Azure Fabric - Key Concepts

Azure Fabric is a powerful data platform that brings together various storage, processing, and integration capabilities under a unified system. This post will break down its core components in a simple and understandable way.

OneLake: The Unified Data Lake

OneLake is the foundational storage layer of Azure Fabric, designed to unify data from multiple sources without unnecessary duplication.

One Lake

Key Features:

Shortcuts: Instead of moving data, shortcuts allow access to external sources like AWS S3 or Google Cloud. They can also cache data for efficiency.
- Deleting a shortcut has no impact on the underlying data; it is purely a Fabric feature.
- Shortcut caching comes with limitations:
  - Maximum cache size: 1GB
  - Cache retention: 24 hours, based on last access time
  - Cache is updated if the remote object is modified.
Mirroring: Keeps a real-time reflection of external data sources, including all operations such as updates and deletions.
Ingestion Methods: Data can be ingested into OneLake using multiple methods:
- Dataflow Gen2
- Data Factory Pipeline
- Notebook
- Shortcut
- Mirroring
- Eventstream
- Direct uploads
OneCopy: Allows read-only access to data without needing to copy it.
ADLS Gen2 Compatibility: OneLake is built on Azure Data Lake Storage Gen2 (ADLS Gen2) and is compatible with it.
- Azure Storage Explorer is compatible with OneLake due to its ADLS Gen2 support.
Delta Parquet Format: By default, OneLake stores data in Delta Parquet format for optimized performance and analytics.

Core Fabric Concepts

Azure Fabric consists of several key elements that help manage and organize data efficiently.

1. Tenant

Represents the Azure tenant, which is the root level of an organization in Azure.
It’s more of an organizational concept and doesn’t have a direct impact on data processing.

2. Capacity

Defines the allocated CPU and memory resources required for processing data within Azure Fabric.
It’s a key factor in determining the cost of using Azure Fabric.
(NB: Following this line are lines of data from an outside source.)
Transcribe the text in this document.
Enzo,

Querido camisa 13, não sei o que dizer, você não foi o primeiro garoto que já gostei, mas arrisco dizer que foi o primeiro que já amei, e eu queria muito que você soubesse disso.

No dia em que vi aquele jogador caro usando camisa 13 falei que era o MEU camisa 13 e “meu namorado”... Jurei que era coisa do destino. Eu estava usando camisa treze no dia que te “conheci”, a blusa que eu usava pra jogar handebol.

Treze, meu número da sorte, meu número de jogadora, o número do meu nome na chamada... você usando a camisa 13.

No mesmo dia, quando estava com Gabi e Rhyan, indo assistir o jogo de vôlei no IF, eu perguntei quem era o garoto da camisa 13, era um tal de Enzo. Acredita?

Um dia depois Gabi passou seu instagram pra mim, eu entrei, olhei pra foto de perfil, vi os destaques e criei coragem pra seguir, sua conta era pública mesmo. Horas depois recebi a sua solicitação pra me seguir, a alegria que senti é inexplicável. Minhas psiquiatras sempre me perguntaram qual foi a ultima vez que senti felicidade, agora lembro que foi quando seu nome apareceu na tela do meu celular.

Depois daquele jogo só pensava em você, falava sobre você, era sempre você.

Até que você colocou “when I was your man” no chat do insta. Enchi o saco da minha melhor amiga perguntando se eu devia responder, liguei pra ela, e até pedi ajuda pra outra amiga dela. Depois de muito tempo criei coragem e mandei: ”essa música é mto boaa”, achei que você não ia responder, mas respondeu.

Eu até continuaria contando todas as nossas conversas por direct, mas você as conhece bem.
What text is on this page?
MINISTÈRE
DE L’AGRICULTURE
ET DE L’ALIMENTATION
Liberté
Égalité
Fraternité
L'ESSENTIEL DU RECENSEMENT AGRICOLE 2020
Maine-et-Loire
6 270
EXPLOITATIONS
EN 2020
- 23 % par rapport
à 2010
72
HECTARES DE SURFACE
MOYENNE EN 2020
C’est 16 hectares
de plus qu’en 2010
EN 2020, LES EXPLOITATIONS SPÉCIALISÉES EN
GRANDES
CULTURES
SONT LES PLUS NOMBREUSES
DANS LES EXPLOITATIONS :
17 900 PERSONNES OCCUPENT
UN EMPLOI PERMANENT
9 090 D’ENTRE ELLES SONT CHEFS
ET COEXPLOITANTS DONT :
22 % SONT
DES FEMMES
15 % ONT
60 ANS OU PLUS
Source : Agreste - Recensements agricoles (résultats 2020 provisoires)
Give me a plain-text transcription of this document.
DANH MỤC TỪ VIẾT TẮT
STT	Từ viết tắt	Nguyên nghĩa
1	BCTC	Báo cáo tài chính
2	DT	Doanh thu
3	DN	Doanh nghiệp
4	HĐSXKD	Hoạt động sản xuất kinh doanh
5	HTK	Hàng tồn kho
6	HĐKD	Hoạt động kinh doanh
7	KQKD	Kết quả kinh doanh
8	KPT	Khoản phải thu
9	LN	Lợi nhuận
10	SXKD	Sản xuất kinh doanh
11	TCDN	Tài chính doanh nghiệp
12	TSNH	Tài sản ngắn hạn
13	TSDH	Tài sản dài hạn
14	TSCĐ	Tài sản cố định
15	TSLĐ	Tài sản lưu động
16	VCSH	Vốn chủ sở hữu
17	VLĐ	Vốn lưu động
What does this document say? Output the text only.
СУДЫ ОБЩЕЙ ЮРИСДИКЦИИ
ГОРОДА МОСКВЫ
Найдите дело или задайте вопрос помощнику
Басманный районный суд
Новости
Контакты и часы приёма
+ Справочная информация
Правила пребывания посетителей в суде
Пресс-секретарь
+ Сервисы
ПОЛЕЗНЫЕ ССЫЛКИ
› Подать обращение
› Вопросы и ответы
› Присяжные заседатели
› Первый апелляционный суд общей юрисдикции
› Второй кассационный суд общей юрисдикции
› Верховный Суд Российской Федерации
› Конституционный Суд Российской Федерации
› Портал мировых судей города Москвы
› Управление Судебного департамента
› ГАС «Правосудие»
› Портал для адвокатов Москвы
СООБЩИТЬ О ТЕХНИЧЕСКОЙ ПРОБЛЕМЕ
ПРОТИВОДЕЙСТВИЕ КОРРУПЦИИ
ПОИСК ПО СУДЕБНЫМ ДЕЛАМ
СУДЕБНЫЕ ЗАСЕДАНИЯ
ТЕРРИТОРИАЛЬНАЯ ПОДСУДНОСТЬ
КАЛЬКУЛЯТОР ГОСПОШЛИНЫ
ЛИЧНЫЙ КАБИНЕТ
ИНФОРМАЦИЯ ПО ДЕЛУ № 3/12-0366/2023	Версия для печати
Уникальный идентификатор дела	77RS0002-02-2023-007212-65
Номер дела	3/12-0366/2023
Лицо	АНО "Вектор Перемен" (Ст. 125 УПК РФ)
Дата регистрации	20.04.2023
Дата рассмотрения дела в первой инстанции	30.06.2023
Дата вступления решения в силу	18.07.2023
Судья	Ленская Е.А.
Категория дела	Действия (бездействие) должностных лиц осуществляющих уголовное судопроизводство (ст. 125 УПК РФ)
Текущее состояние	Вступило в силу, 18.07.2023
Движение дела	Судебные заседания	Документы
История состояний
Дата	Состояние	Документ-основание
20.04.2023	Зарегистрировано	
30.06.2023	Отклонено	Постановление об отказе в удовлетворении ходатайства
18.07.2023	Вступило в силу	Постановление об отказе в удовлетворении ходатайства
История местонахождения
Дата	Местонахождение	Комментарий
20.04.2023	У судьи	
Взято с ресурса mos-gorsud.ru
3. Domain & Subdomain (Optional)

Way of logically grouping together elements within a company’s structure.
A domain could represent a department, while subdomains could represent teams within that department.
When linked to a workspace, it provides a way to manage access and security at a higher level.

4. Workspace

A workspace acts as a central environment for managing and organizing data engineering projects.
Can be linked to a single capacity and optionally to a domain.
Similar to Power BI workspaces in structure.
Controls security and access management:
- Admin, Member, Reader roles.
- Write access is at the workspace level (no granular access for individual notebooks).
- Supports identity-based access control.
Lifecycle Management: When linked to Git, the entire workspace can be version-controlled.
Integration with OneLake: Each workspace functions as a logical container in OneLake.
Custom Configurations: Supports Spark settings and network configurations.

5. Items (Linked to Workspaces)

Each workspace contains different items that are essential for data processing:

Notebook
Pipelines
Other Data Processing Components

CI/CD (Continuous Integration & Continuous Deployment)

Azure Fabric supports modern DevOps practices, enabling automation and version control of workspaces.

GitHub & Azure DevOps Integration
Fabric APIs for automating deployment and configuration

Storage Options in Azure Fabric

Azure Fabric provides multiple storage options to suit different data processing needs:

Lakehouse: Best suited for managing structured and unstructured data using Delta Lake technology.
Data Warehouse: Optimized for structured, relational data with SQL-based querying.
SQL Database: A traditional relational database for transactional workloads.
Eventhouse (KQL Database): Designed for real-time event processing and analytics using Kusto Query Language (KQL).

Billing in Azure Fabric

Azure Fabric follows a consumption-based billing model, where costs are determined by the allocated capacity (CPU and memory), storage usage, and specific features utilized. Workspaces linked to higher-capacity tiers incur greater charges, while ingestion, data processing, and shortcut caching can also contribute to costs. Additionally, leveraging Azure Storage Explorer and ADLS Gen2 compatibility does not introduce extra charges, but storage and data transfer costs apply based on usage.

Conclusion

Azure Fabric is a comprehensive platform that simplifies data management by integrating storage, processing, and security into a single system. With OneLake as the backbone and flexible storage and ingestion options, it provides a powerful solution for modern data engineering. Whether you are working with structured data in a warehouse, real-time events, or unstructured data in a lakehouse, Azure Fabric offers the necessary tools to streamline your workflow.